Over the next decade, the Pentagon plans to launch satellites that offer a revolutionary leap in surveillance technology by persistently staring at targets from space for long periods of time, an official said.

Under Secretary of Defense for Intelligence Michael Vickers gave the estimate at a defense conference this week in Washington, D.C.

The Defense Department is at a "pivotal moment for intelligence" due to the rapid technological and geopolitical change underway throughout the world, he said. Adapting to the environment requires both short- and long-term investments, he said.

"In each of these areas, we're trying to make some fundamental leaps," Vickers said. "So, for example, in the global coverage area, for the first time, we're trying to create really persistent surveillance from space, rather than having episodic surveillance, actually be able to stare at areas for real long periods of time and improve the resiliency and the integration of our architecture.

"Those will be really, really big things when they're realized," he added. "It will be a leap in overhead reconnaissance commensurate to anything we've done in the last 50 years or so, but they'll take a decade-plus to realize."

Vickers didn't specify any programs.

The Air Force's current Space Base Infrared System, known as SBIRS, and legacy Defense Support Program, or DSP, satellites support the Overhead Persistent Infrared Technology mission in such areas as missile warning, missile defense, technical intelligence and battlespace awareness, according to a Government Accountability Office report from January.

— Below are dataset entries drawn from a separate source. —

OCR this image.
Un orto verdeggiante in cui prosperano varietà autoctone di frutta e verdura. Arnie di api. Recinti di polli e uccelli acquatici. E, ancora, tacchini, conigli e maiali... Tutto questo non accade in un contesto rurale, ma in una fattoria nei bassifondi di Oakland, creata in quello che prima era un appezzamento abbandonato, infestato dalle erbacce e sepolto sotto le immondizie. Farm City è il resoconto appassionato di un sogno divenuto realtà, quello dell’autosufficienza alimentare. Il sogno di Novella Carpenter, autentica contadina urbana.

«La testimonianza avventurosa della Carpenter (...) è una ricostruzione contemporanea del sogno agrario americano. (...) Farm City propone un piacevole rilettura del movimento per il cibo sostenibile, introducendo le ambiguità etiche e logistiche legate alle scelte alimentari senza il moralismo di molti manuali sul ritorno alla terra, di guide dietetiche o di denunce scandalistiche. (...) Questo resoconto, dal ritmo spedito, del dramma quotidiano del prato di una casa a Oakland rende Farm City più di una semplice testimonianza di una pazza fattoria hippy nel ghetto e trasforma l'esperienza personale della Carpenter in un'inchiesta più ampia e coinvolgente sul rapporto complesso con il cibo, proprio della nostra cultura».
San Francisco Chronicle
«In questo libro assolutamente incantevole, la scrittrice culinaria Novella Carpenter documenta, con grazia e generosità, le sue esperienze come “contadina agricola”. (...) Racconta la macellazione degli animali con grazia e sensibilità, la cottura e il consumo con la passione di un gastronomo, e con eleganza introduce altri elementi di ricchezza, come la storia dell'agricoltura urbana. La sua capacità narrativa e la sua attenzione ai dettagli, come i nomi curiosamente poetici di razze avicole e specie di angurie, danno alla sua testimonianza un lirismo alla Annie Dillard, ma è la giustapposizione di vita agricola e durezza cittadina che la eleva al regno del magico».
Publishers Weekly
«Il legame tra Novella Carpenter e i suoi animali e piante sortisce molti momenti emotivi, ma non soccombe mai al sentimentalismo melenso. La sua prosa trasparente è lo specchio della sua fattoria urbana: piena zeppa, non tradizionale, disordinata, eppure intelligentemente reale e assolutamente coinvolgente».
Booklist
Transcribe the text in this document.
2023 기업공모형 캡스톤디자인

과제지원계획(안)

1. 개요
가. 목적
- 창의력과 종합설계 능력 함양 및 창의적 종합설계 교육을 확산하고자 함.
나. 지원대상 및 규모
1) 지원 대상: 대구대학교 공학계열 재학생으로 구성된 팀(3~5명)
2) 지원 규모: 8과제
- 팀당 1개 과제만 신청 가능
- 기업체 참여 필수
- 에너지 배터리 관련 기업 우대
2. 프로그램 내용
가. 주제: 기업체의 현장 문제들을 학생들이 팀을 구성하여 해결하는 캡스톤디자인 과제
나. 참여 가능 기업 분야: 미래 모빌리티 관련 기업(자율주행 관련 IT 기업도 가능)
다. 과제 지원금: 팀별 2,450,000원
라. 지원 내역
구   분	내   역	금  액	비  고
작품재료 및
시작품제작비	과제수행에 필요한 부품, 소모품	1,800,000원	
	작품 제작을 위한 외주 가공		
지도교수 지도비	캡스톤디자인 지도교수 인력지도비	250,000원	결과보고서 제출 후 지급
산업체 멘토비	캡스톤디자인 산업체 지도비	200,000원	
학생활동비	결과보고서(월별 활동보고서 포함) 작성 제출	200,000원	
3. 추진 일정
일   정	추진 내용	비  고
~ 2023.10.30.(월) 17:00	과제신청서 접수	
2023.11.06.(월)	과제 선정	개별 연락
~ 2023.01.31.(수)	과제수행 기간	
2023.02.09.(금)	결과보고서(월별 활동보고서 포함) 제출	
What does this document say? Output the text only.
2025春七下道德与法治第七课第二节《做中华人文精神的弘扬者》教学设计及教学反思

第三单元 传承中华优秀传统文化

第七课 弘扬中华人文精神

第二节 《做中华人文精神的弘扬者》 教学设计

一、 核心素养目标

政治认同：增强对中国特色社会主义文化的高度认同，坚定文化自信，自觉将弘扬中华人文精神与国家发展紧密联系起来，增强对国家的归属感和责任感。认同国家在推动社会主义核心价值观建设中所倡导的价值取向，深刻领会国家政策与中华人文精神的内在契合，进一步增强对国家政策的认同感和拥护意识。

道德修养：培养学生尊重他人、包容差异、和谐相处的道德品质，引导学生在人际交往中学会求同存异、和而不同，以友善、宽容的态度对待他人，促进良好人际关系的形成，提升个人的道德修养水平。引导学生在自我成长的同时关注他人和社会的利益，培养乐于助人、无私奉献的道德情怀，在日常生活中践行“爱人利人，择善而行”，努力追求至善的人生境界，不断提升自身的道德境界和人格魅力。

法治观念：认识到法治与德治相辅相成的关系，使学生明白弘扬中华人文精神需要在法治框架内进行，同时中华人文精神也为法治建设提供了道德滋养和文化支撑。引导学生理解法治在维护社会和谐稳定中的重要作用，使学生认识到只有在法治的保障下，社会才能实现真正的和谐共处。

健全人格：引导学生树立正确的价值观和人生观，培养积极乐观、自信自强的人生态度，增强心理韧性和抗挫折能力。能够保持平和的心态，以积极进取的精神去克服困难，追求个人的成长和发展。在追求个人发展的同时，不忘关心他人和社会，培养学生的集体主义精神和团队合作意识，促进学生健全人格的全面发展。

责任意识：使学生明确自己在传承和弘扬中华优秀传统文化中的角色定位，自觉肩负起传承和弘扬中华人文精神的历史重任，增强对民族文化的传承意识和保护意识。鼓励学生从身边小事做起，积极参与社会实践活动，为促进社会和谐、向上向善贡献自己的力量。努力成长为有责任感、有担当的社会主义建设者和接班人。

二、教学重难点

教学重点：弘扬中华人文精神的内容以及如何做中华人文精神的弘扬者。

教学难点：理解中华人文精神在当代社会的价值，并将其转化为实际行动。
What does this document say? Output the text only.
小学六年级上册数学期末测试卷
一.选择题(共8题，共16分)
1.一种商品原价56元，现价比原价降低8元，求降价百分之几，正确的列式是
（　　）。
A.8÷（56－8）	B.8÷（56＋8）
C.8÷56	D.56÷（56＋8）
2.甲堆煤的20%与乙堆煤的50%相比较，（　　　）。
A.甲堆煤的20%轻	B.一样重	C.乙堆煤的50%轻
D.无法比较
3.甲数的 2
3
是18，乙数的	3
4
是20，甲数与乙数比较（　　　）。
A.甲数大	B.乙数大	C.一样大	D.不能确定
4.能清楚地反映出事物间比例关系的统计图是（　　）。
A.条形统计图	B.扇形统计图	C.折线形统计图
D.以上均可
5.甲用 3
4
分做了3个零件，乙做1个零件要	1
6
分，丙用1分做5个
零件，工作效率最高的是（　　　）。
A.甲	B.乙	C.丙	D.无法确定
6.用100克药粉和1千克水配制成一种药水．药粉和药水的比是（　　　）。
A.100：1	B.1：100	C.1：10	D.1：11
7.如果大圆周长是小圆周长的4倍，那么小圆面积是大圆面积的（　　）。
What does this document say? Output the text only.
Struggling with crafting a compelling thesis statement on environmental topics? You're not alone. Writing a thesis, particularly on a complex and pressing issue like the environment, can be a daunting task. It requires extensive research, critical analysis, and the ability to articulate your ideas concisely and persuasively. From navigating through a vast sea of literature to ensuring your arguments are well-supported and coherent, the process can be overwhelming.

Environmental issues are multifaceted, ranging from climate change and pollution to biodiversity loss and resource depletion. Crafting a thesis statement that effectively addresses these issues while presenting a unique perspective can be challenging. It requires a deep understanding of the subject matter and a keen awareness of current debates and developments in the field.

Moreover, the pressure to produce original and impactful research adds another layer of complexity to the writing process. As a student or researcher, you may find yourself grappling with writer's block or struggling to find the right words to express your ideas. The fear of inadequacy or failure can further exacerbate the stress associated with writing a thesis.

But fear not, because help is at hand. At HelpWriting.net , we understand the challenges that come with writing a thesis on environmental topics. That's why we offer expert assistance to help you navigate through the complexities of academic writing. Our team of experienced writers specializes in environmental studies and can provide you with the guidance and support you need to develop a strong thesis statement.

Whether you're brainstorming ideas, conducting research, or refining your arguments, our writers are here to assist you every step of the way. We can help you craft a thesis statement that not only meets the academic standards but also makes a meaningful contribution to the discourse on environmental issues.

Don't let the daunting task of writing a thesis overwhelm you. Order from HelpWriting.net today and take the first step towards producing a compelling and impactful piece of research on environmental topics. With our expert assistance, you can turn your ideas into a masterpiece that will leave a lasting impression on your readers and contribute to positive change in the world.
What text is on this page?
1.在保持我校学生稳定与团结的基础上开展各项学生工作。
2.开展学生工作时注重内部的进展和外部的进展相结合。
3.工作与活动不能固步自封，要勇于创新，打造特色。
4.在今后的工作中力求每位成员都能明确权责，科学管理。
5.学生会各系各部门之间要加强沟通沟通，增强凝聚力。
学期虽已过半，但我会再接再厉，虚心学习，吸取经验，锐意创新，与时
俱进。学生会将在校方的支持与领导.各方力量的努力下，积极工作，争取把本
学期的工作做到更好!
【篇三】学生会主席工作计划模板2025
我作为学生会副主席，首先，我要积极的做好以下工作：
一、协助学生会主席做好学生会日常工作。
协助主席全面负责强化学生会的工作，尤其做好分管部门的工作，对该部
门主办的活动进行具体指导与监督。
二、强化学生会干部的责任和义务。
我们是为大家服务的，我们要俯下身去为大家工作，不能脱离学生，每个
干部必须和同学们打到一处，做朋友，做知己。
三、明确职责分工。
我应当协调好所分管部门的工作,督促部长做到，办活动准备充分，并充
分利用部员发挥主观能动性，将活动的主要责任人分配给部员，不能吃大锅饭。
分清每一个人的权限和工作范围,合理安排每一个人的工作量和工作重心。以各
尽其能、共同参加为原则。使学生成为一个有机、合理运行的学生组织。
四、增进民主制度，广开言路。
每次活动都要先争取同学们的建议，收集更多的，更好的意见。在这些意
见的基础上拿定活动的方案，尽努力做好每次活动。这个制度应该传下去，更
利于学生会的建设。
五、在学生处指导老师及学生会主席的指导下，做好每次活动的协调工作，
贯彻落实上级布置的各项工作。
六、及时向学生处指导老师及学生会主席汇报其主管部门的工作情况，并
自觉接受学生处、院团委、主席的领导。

The service's Commercially Hosted Infrared Payload, or CHIRP, demonstration sensor employed a wide field-of-view staring technology -- which provided insight into the applicability for the mission area, the document states.

During the past decade of U.S.-led wars in Iraq and Afghanistan, the Pentagon was forced to turn to the private sector and rent bandwidth on commercial satellites because its own networks couldn't meet the constant demand from commanders for video and other data captured by drones flying over the battlefield.